Instalação de bandeiras e afins é proibida, de acordo com o Código Civil. Veto se deve ao fato de que fachadas de edifícios não podem ser mudadas
Pouco depois de instalar a bandeira do Brasil de 2,80 metros por 1,80 metro na varanda do apartamento, o técnico de informática Julio Zanatto recebeu a informação de que o item poderia render a ele uma multa de R$ 600 do condomínio em que vive em São Paulo –quatro vezes mais que o preço do item.
A ideia era postar uma foto na conta do Instagram da bandeira instalada no 23º andar com a legenda “sou brasileiro, paulista, amo verde e amarelo e ninguém vai mexer no meu telefone celular [uma referência à proibição de se usar o aparelho de telefone na cabine de votação anunciada pelo Tribunal Superior Eleitoral nesta semana].” Porém, a bandeira foi retirada, e o post não veio.

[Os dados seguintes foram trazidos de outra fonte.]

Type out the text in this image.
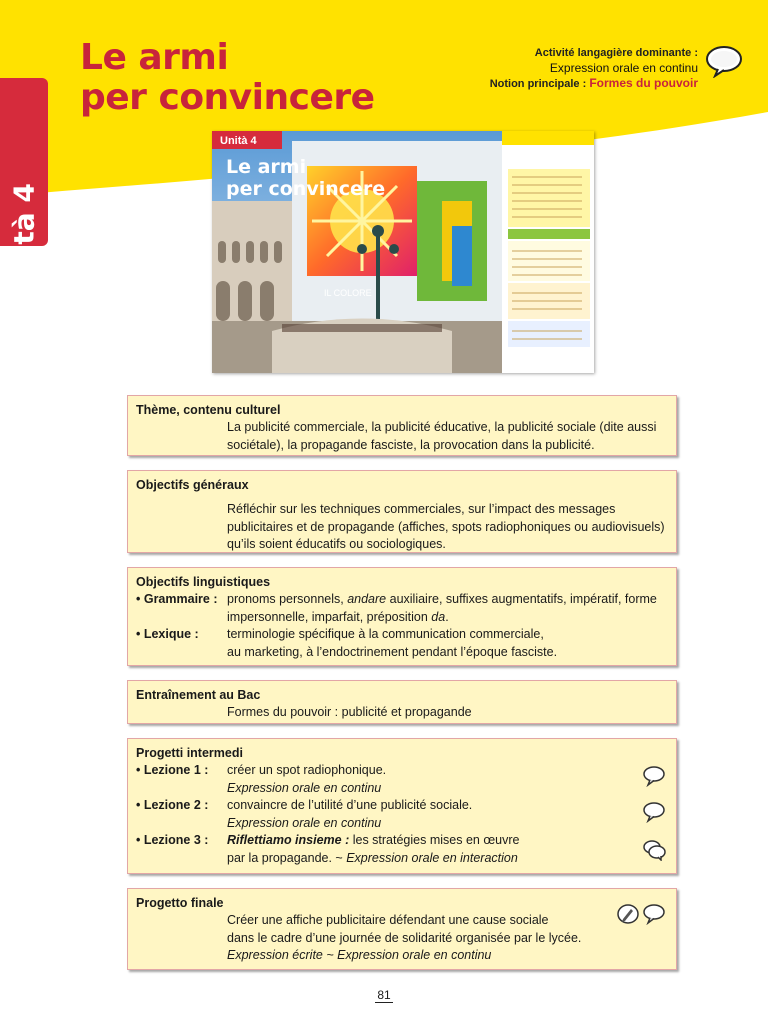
Unità 4
Le armi
per convincere
Activité langagière dominante :
Expression orale en continu
Notion principale : Formes du pouvoir
IL COLORE
Unità 4
Le armi
per convincere
Thème, contenu culturel
La publicité commerciale, la publicité éducative, la publicité sociale (dite aussi sociétale), la propagande fasciste, la provocation dans la publicité.
Objectifs généraux
Réfléchir sur les techniques commerciales, sur l’impact des messages publicitaires et de propagande (affiches, spots radiophoniques ou audiovisuels) qu’ils soient éducatifs ou sociologiques.
Objectifs linguistiques
• Grammaire : pronoms personnels, andare auxiliaire, suffixes augmentatifs, impératif, forme impersonnelle, imparfait, préposition da.
• Lexique :	terminologie spécifique à la communication commerciale,
au marketing, à l’endoctrinement pendant l’époque fasciste.
Entraînement au Bac
Formes du pouvoir : publicité et propagande
Progetti intermedi
• Lezione 1 :	créer un spot radiophonique.
Expression orale en continu
• Lezione 2 :	convaincre de l’utilité d’une publicité sociale.
Expression orale en continu
• Lezione 3 :	Riflettiamo insieme : les stratégies mises en œuvre
par la propagande. ~ Expression orale en interaction
Progetto finale
Créer une affiche publicitaire défendant une cause sociale
dans le cadre d’une journée de solidarité organisée par le lycée.
Expression écrite ~ Expression orale en continu
81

“Na primeira vez, o síndico, unilateralmente, pode multar o morador, que pode apelar para uma assembleia contestando a multa”, explica Luciano Godoy, professor da FGV e especialista em direito privado. “Se a assembleia seguir o síndico e o morador infringir novamente o código, ele pode ser multado mais uma vez, agora sem apelação, em até cinco [vezes].”
Com o feriado iminente, quando o país celebra 200 anos da Independência, eleições próximas e Copa do Mundo no fim do ano, o calendário no Brasil sugere que casos como o de Zanatto podem se tornar cada vez mais comuns nos próximos meses.

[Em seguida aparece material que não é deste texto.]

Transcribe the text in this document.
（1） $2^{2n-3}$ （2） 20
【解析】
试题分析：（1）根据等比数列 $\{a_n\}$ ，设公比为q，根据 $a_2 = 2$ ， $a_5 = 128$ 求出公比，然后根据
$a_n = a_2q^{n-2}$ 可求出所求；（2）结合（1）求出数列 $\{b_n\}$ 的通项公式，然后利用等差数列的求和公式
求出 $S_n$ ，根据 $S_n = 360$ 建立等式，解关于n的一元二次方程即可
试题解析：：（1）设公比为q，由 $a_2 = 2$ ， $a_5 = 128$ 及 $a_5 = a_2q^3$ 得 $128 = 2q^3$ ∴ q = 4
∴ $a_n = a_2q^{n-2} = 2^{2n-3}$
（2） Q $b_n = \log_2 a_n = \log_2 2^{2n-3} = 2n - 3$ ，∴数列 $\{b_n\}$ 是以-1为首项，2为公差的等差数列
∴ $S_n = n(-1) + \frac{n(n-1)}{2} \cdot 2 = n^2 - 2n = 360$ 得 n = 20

Um dos moradores do local estendeu a bandeira do Brasil e disse que só aceita retirá-la mediante um decreto policial. Ele declarou que é patriota e, por isso, não vai retirar o item, segundo a síndica, que o considera um dos mais tranquilos do condomínio.
“Isso já virou polêmica e todos sabem que vai dar problema até porque as pessoas estão bem descompensadas”, diz a síndica. Ela estuda a possibilidade de permitir o uso de bandeiras só para a Copa do Mundo e com prazo de retirada.
Nos últimos anos, o verde e amarelo da bandeira do país vem sendo associado ao guarda-roupa de apoiadores do governo Bolsonaro (PL). Porém, em um movimento recente, artistas antibolsonaristas tentam resgatar os símbolos apropriados por apoiadores do presidente.
Nas ruas da capital paulista, a bandeira do Brasil ao lado da imagem de Jair Bolsonaro (PL) é vista em sacadas. Caso de um apartamento no Jardim Europa a faixa ainda conta com o lema da campanha do presidente: “Brasil Acima de Tudo e Deus Acima de Todos”.
O advogado Rodrigo Karpat, da comissão especial de direito condominial da OAB-SP, afirma que estender uma bandeira não se trata, necessariamente, de um hábito ruim, mas o Código Civil deve ser respeitado. “Se não pode pintar ou alterar esquadrilhas, não pode usar bandeira”, diz ele.
Segundo Karpat, condomínios já estão enfrentando conflitos com alguns moradores que citam liberdade de expressão quando síndicos tentam proibir.
“O problema é que não se pode dizer que a bandeira do Brasil pode, mas a do Jair Bolsonaro não, a do PT também não. A partir do momento que permite, as pessoas pensam que roupas também podem ser estendidas e fica muito difícil de regular”, avalia o advogado.
Porém, nem todos os síndicos criam embates com os moradores. Karpat diz que a maioria faz vista grossa por ocorrerem em momentos transitórios. O problema, diz ele, é que em meio a eleições polarizadas como as deste ano o ato de estender bandeiras partidárias pode gerar brigas entre os condôminos.
Luciano Godoy, da FGV, ressalta que questão deve ser tratada com bom senso. “É sobre liberdade de expressão, então, caso um morador levante o tema, sempre há de se deliberar. As pessoas têm deveres, mas também têm direito de se manifestar”, afirma o docente.